Un Carnival de fer et d'acier

A l'inverse, c'est Marie de Médicis qui est invitée à partir à l’issue de ce que l’on a appelé "la journée des dupes". En cette année 1630, Richelieu est enfin seul aux commandes. Il est l’homme le plus puissant du royaume et l’un des plus riches mais reste sur ses gardes. Comme il l’écrit dans ses Mémoires, "il faut dormir comme un lion, sans fermer les yeux". Il sait que ça complote autour de lui et place des espions partout et quand un complot est découvert, il ne prend pas de gants. Décapitations, peines de prison, exils, disgrâces… Beaucoup de gouverneurs de provinces et de proches de Marie de Médicis, accusés de complots, font les frais de l’intransigeance de Richelieu qui veut mettre les aristocrates au pas.

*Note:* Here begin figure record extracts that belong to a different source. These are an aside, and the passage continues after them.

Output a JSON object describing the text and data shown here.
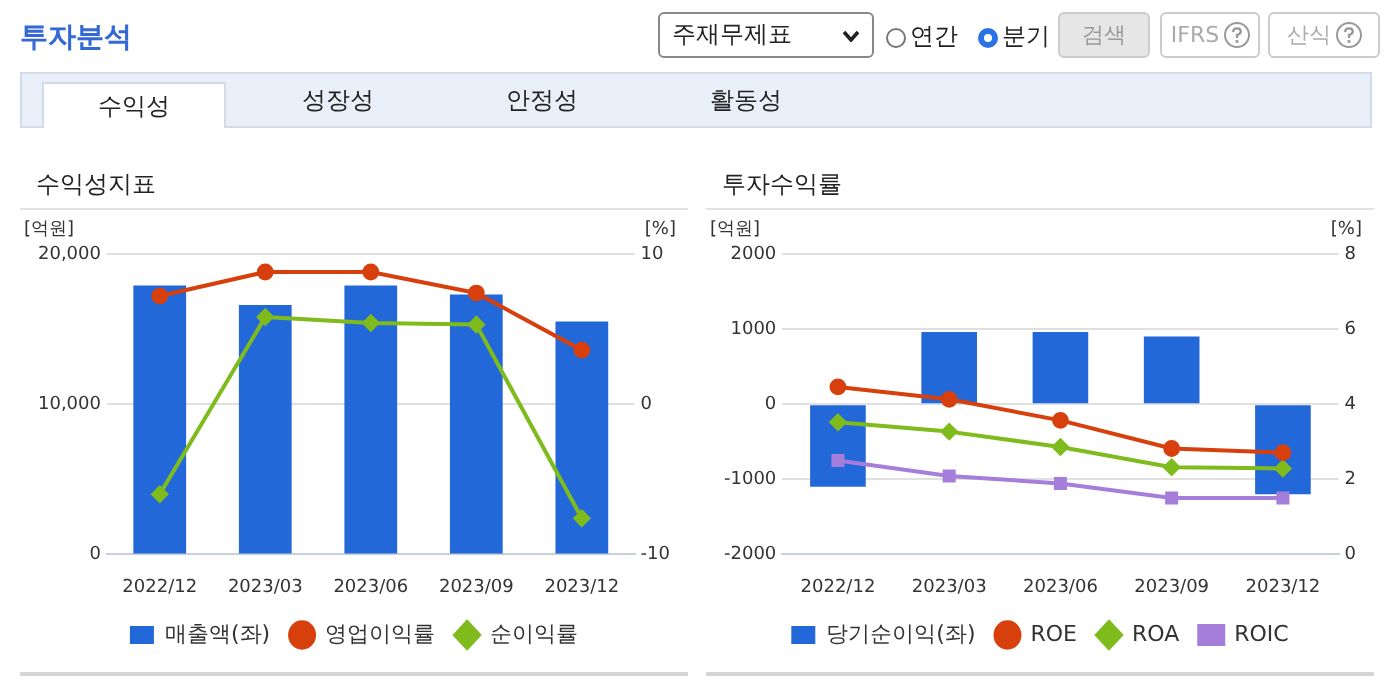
{
  "chart_data": [
    {
      "type": "other",
      "title": "투자분석",
      "annotations": [
        "주재무제표",
        "연간",
        "분기",
        "검색",
        "IFRS",
        "산식",
        "수익성",
        "성장성",
        "안정성",
        "활동성"
      ]
    },
    {
      "type": "bar",
      "title": "수익성지표",
      "ylabel": "[억원]",
      "y2label": "[%]",
      "categories": [
        "2022/12",
        "2023/03",
        "2023/06",
        "2023/09",
        "2023/12"
      ],
      "ylim": [
        0,
        20000
      ],
      "yticks": [
        0,
        {
          "value": 10000,
          "label": "10,000"
        },
        {
          "value": 20000,
          "label": "20,000"
        }
      ],
      "y2lim": [
        -10,
        10
      ],
      "y2ticks": [
        -10,
        0,
        10
      ],
      "grid": "y",
      "legend": "bottom",
      "series": [
        {
          "name": "매출액(좌)",
          "type": "bar",
          "color": "#2368d8",
          "values": [
            17900,
            16600,
            17900,
            17300,
            15500
          ]
        },
        {
          "name": "영업이익률",
          "type": "line",
          "axis": "y2",
          "marker": "circle",
          "color": "#d7400c",
          "values": [
            7.2,
            8.8,
            8.8,
            7.4,
            3.6
          ]
        },
        {
          "name": "순이익률",
          "type": "line",
          "axis": "y2",
          "marker": "diamond",
          "color": "#7fbb1c",
          "values": [
            -6.0,
            5.8,
            5.4,
            5.3,
            -7.6
          ]
        }
      ]
    },
    {
      "type": "bar",
      "title": "투자수익률",
      "ylabel": "[억원]",
      "y2label": "[%]",
      "categories": [
        "2022/12",
        "2023/03",
        "2023/06",
        "2023/09",
        "2023/12"
      ],
      "ylim": [
        -2000,
        2000
      ],
      "yticks": [
        -2000,
        -1000,
        0,
        1000,
        2000
      ],
      "y2lim": [
        0,
        8
      ],
      "y2ticks": [
        0,
        2,
        4,
        6,
        8
      ],
      "grid": "y",
      "legend": "bottom",
      "series": [
        {
          "name": "당기순이익(좌)",
          "type": "bar",
          "color": "#2368d8",
          "values": [
            -1100,
            960,
            960,
            900,
            -1200
          ]
        },
        {
          "name": "ROE",
          "type": "line",
          "axis": "y2",
          "marker": "circle",
          "color": "#d7400c",
          "values": [
            4.46,
            4.13,
            3.57,
            2.82,
            2.71
          ]
        },
        {
          "name": "ROA",
          "type": "line",
          "axis": "y2",
          "marker": "diamond",
          "color": "#7fbb1c",
          "values": [
            3.52,
            3.27,
            2.86,
            2.32,
            2.29
          ]
        },
        {
          "name": "ROIC",
          "type": "line",
          "axis": "y2",
          "marker": "square",
          "color": "#a57ddb",
          "values": [
            2.5,
            2.09,
            1.89,
            1.5,
            1.5
          ]
        }
      ]
    }
  ]
}
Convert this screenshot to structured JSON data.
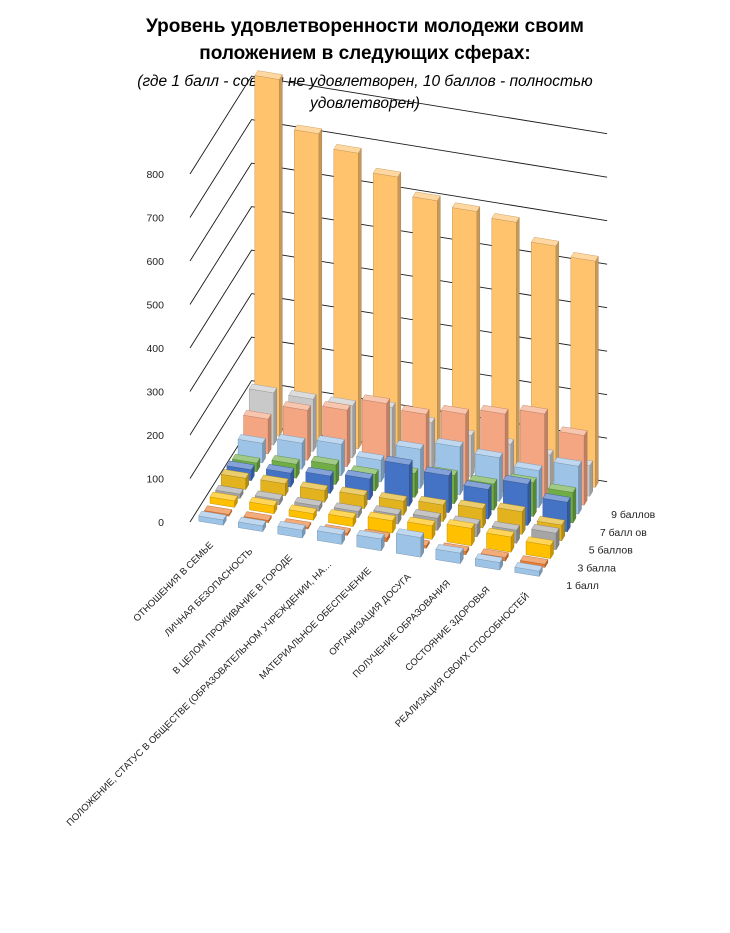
{
  "chart_data": {
    "type": "bar",
    "title": "Уровень  удовлетворенности молодежи своим положением в следующих сферах:",
    "title_lines": [
      "Уровень  удовлетворенности молодежи своим",
      "положением в следующих сферах:"
    ],
    "subtitle": "(где 1 балл - совсем не удовлетворен, 10 баллов - полностью удовлетворен)",
    "subtitle_lines": [
      "(где 1 балл - совсем не удовлетворен, 10 баллов - полностью",
      "удовлетворен)"
    ],
    "ylim": [
      0,
      800
    ],
    "yticks": [
      0,
      100,
      200,
      300,
      400,
      500,
      600,
      700,
      800
    ],
    "grid": true,
    "legend": "none",
    "categories": [
      "ОТНОШЕНИЯ В СЕМЬЕ",
      "ЛИЧНАЯ БЕЗОПАСНОСТЬ",
      "В ЦЕЛОМ ПРОЖИВАНИЕ В ГОРОДЕ",
      "ПОЛОЖЕНИЕ, СТАТУС В ОБЩЕСТВЕ (ОБРАЗОВАТЕЛЬНОМ  УЧРЕЖДЕНИИ,  НА…",
      "МАТЕРИАЛЬНОЕ ОБЕСПЕЧЕНИЕ",
      "ОРГАНИЗАЦИЯ  ДОСУГА",
      "ПОЛУЧЕНИЕ ОБРАЗОВАНИЯ",
      "СОСТОЯНИЕ ЗДОРОВЬЯ",
      "РЕАЛИЗАЦИЯ  СВОИХ СПОСОБНОСТЕЙ"
    ],
    "depth_labels": [
      "1 балл",
      "3 балла",
      "5 баллов",
      "7 балл ов",
      "9 баллов"
    ],
    "series": [
      {
        "color": "#9DC3E6",
        "values": [
          12,
          13,
          18,
          22,
          27,
          45,
          24,
          17,
          12
        ]
      },
      {
        "color": "#ED7D31",
        "values": [
          4,
          5,
          4,
          5,
          9,
          6,
          7,
          8,
          7
        ]
      },
      {
        "color": "#FFC000",
        "values": [
          15,
          18,
          15,
          19,
          28,
          31,
          40,
          35,
          30
        ]
      },
      {
        "color": "#A5A5A5",
        "values": [
          10,
          12,
          12,
          14,
          22,
          28,
          28,
          30,
          38
        ]
      },
      {
        "color": "#E2B21F",
        "values": [
          26,
          28,
          27,
          30,
          32,
          38,
          44,
          52,
          36
        ]
      },
      {
        "color": "#4472C4",
        "values": [
          25,
          32,
          40,
          48,
          95,
          85,
          68,
          95,
          68
        ]
      },
      {
        "color": "#70AD47",
        "values": [
          20,
          32,
          45,
          38,
          55,
          65,
          60,
          78,
          70
        ]
      },
      {
        "color": "#9DC3E6",
        "values": [
          45,
          60,
          72,
          50,
          90,
          110,
          100,
          85,
          110
        ]
      },
      {
        "color": "#F4A582",
        "values": [
          80,
          115,
          130,
          160,
          150,
          165,
          180,
          195,
          160
        ]
      },
      {
        "color": "#C9C9C9",
        "values": [
          120,
          120,
          120,
          130,
          110,
          95,
          90,
          80,
          70
        ]
      },
      {
        "color": "#FFC36E",
        "values": [
          820,
          710,
          680,
          640,
          600,
          590,
          580,
          540,
          520
        ]
      }
    ]
  }
}
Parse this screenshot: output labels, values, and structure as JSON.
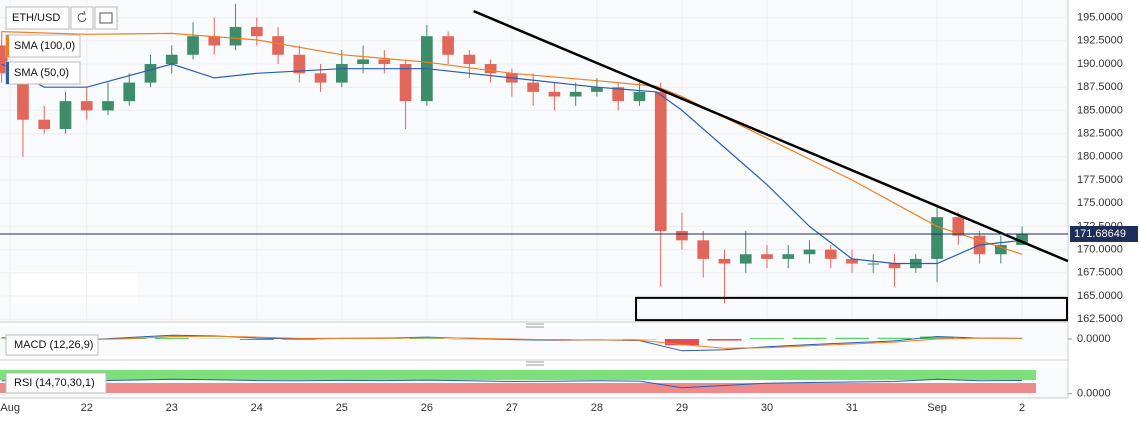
{
  "chart_data": [
    {
      "type": "candlestick",
      "title": "ETH/USD",
      "x": [
        0,
        0.25,
        0.5,
        0.75,
        1,
        1.25,
        1.5,
        1.75,
        2,
        2.25,
        2.5,
        2.75,
        3,
        3.25,
        3.5,
        3.75,
        4,
        4.25,
        4.5,
        4.75,
        5,
        5.25,
        5.5,
        5.75,
        6,
        6.25,
        6.5,
        6.75,
        7,
        7.25,
        7.5,
        7.75,
        8,
        8.25,
        8.5,
        8.75,
        9,
        9.25,
        9.5,
        9.75,
        10,
        10.25,
        10.5,
        10.75,
        11,
        11.25,
        11.5,
        11.75,
        12
      ],
      "open": [
        192,
        189,
        184,
        183,
        186,
        185,
        186,
        188,
        190,
        191,
        193,
        192,
        194,
        193,
        191,
        189,
        188,
        190,
        190.5,
        190,
        186,
        193,
        191,
        190,
        189,
        188,
        187,
        186.5,
        187,
        187.5,
        186,
        187,
        172,
        171,
        169,
        168.5,
        169.5,
        169,
        169.5,
        170,
        169,
        168.5,
        168.5,
        168,
        169,
        173.5,
        171.5,
        169.5,
        170.5
      ],
      "high": [
        193.5,
        190,
        185.5,
        187,
        187.5,
        188,
        189,
        191,
        192,
        194.5,
        195,
        196.5,
        195,
        194,
        192,
        190,
        191.5,
        192,
        191.5,
        190.5,
        194.2,
        193.5,
        191.5,
        190.5,
        189.5,
        189,
        188,
        188,
        188.5,
        188,
        188,
        188,
        174,
        172,
        170,
        172,
        170.5,
        170.5,
        171,
        170.5,
        170,
        169.5,
        169.5,
        169.5,
        174.8,
        174,
        172,
        171.5,
        172.5
      ],
      "low": [
        188,
        180,
        182.5,
        182.5,
        184,
        184.5,
        185.5,
        187.5,
        189,
        190.5,
        191,
        191.5,
        192,
        190,
        188,
        187,
        187.5,
        189,
        189,
        183,
        185.5,
        190,
        188.5,
        188,
        186.5,
        185.5,
        185,
        185.5,
        186.5,
        185,
        185.5,
        166,
        170,
        167,
        164.2,
        167.5,
        168,
        168,
        168.5,
        168,
        167.5,
        167.5,
        166,
        167.5,
        166.5,
        170.5,
        168.5,
        168.5,
        170.5
      ],
      "close": [
        189,
        184,
        183,
        186,
        185,
        186,
        188,
        190,
        191,
        193,
        192,
        194,
        193,
        191,
        189,
        188,
        190,
        190.5,
        190,
        186,
        193,
        191,
        190,
        189,
        188,
        187,
        186.5,
        187,
        187.5,
        186,
        187,
        172,
        171,
        169,
        168.5,
        169.5,
        169,
        169.5,
        170,
        169,
        168.5,
        168.5,
        168,
        169,
        173.5,
        171.5,
        169.5,
        170.5,
        171.7
      ],
      "up_color": "#3d8c6a",
      "down_color": "#e0675a",
      "series": [
        {
          "name": "SMA (100,0)",
          "color": "#f07f23",
          "x": [
            0,
            1,
            2,
            3,
            4,
            5,
            6,
            7,
            7.7,
            8,
            9,
            10,
            11,
            12
          ],
          "values": [
            193.5,
            193.2,
            193.3,
            192.6,
            191,
            190.2,
            189,
            188.2,
            187.6,
            186.5,
            182,
            177.5,
            172.5,
            169.5
          ]
        },
        {
          "name": "SMA (50,0)",
          "color": "#2a5fb0",
          "x": [
            0,
            0.5,
            1,
            2,
            2.5,
            3,
            4,
            5,
            6,
            7,
            7.7,
            8,
            8.5,
            9,
            9.5,
            10,
            10.5,
            11,
            11.5,
            12
          ],
          "values": [
            190,
            187.5,
            187.5,
            190,
            188.5,
            189,
            189.5,
            189.5,
            188.5,
            187.5,
            187,
            185,
            181,
            177,
            172.5,
            169,
            168.5,
            168.5,
            170.5,
            171
          ]
        }
      ],
      "last_price": 171.68649,
      "trendline": {
        "x": [
          5.55,
          12.54
        ],
        "y": [
          195.7,
          168.76
        ]
      },
      "box": {
        "x": [
          7.46,
          12.54
        ],
        "y": [
          162.4,
          164.8
        ]
      },
      "xlim": [
        -0.02,
        12.54
      ],
      "ylim": [
        162.2,
        196.9
      ],
      "yticks": [
        {
          "value": 162.5,
          "label": "162.5000"
        },
        {
          "value": 165,
          "label": "165.0000"
        },
        {
          "value": 167.5,
          "label": "167.5000"
        },
        {
          "value": 170,
          "label": "170.0000"
        },
        {
          "value": 172.5,
          "label": "172.5000"
        },
        {
          "value": 175,
          "label": "175.0000"
        },
        {
          "value": 177.5,
          "label": "177.5000"
        },
        {
          "value": 180,
          "label": "180.0000"
        },
        {
          "value": 182.5,
          "label": "182.5000"
        },
        {
          "value": 185,
          "label": "185.0000"
        },
        {
          "value": 187.5,
          "label": "187.5000"
        },
        {
          "value": 190,
          "label": "190.0000"
        },
        {
          "value": 192.5,
          "label": "192.5000"
        },
        {
          "value": 195,
          "label": "195.0000"
        }
      ],
      "xticks": [
        {
          "value": 0.1,
          "label": "Aug"
        },
        {
          "value": 1,
          "label": "22"
        },
        {
          "value": 2,
          "label": "23"
        },
        {
          "value": 3,
          "label": "24"
        },
        {
          "value": 4,
          "label": "25"
        },
        {
          "value": 5,
          "label": "26"
        },
        {
          "value": 6,
          "label": "27"
        },
        {
          "value": 7,
          "label": "28"
        },
        {
          "value": 8,
          "label": "29"
        },
        {
          "value": 9,
          "label": "30"
        },
        {
          "value": 10,
          "label": "31"
        },
        {
          "value": 11,
          "label": "Sep"
        },
        {
          "value": 12,
          "label": "2"
        }
      ],
      "grid": true
    },
    {
      "type": "macd",
      "name": "MACD (12,26,9)",
      "x": [
        0,
        0.5,
        1,
        1.5,
        2,
        2.5,
        3,
        3.5,
        4,
        4.5,
        5,
        5.5,
        6,
        6.5,
        7,
        7.5,
        8,
        8.5,
        9,
        9.5,
        10,
        10.5,
        11,
        11.5,
        12
      ],
      "macd": [
        0.5,
        -0.5,
        -0.3,
        0.5,
        1.2,
        1.0,
        0.3,
        0,
        0.2,
        0.3,
        0.6,
        0.2,
        -0.2,
        -0.4,
        -0.3,
        -0.5,
        -3.8,
        -3.5,
        -2.5,
        -1.8,
        -1.2,
        -0.6,
        0.8,
        0.3,
        0.2
      ],
      "signal": [
        0.4,
        0.1,
        -0.2,
        0.1,
        0.8,
        0.9,
        0.6,
        0.2,
        0.2,
        0.2,
        0.4,
        0.3,
        0,
        -0.3,
        -0.3,
        -0.4,
        -1.8,
        -3.0,
        -2.8,
        -2.2,
        -1.6,
        -1.0,
        0,
        0.3,
        0.2
      ],
      "histogram": [
        0.1,
        -0.6,
        -0.1,
        0.4,
        0.4,
        0.1,
        -0.3,
        -0.2,
        0,
        0.1,
        0.2,
        -0.1,
        -0.2,
        -0.1,
        0,
        -0.1,
        -2.0,
        -0.5,
        0.3,
        0.4,
        0.4,
        0.4,
        0.8,
        0,
        0
      ],
      "macd_color": "#2a5fb0",
      "signal_color": "#f07f23",
      "up_color": "#2ecc40",
      "down_color": "#e02020",
      "ylim": [
        -4.2,
        4.2
      ],
      "yticks": [
        {
          "value": 0,
          "label": "0.0000"
        }
      ]
    },
    {
      "type": "rsi",
      "name": "RSI (14,70,30,1)",
      "x": [
        0,
        0.5,
        1,
        1.5,
        2,
        2.5,
        3,
        3.5,
        4,
        4.5,
        5,
        5.5,
        6,
        6.5,
        7,
        7.5,
        8,
        8.5,
        9,
        9.5,
        10,
        10.5,
        11,
        11.5,
        12
      ],
      "values": [
        55,
        52,
        55,
        58,
        62,
        60,
        56,
        55,
        57,
        56,
        58,
        55,
        52,
        53,
        55,
        54,
        25,
        35,
        45,
        48,
        50,
        52,
        62,
        55,
        57
      ],
      "color": "#2a5fb0",
      "ylim": [
        -10,
        110
      ],
      "yticks": [
        {
          "value": 0,
          "label": "0.0000"
        }
      ]
    }
  ]
}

Richelieu voit bien au delà des frontières, et il lance plusieurs expéditions. En 1635, le marchand et aventurier Pierre Belain d’Esnambuc établit la première colonie française, Saint-Pierre, sur l’île de la Martinique. Les Français occupent également la Guyane et l’île de la Tortue à Saint-Domingue. Richelieu crée également "la compagnie de la Nouvelle-France", la première tentative de colonisation française en Amérique, une vingtaine d’années après la fondation de la ville de Québec par Samuel de Champlain. Il envoie aussi des missions en Perse, en Russie, en Guinée et en Abyssinie pour y étudier les possibilités commerciales. 

Richelieu laisse à sa mort un royaume de France plus grand, plus puissant et qui a consolidé la paix entre les catholiques et les protestants. Avec Richelieu, la nouvelle France a de nouvelles possibilités en Europe et tente de conquérir des terres inconnues, une grandeur qui sera exploitée et amplifiée par ses successeurs. Mais Richelieu, en renforçant l’absolutisme royal et en écrasant les paysans d’impôts pour financer des guerres, a aussi crée les conditions d’une monarchie de plus en plus repliée sur elle-même et déconnectée des réalités pour reprendre une expression à la mode, ce qui aboutira un siècle et demi plus tard à la Révolution Française.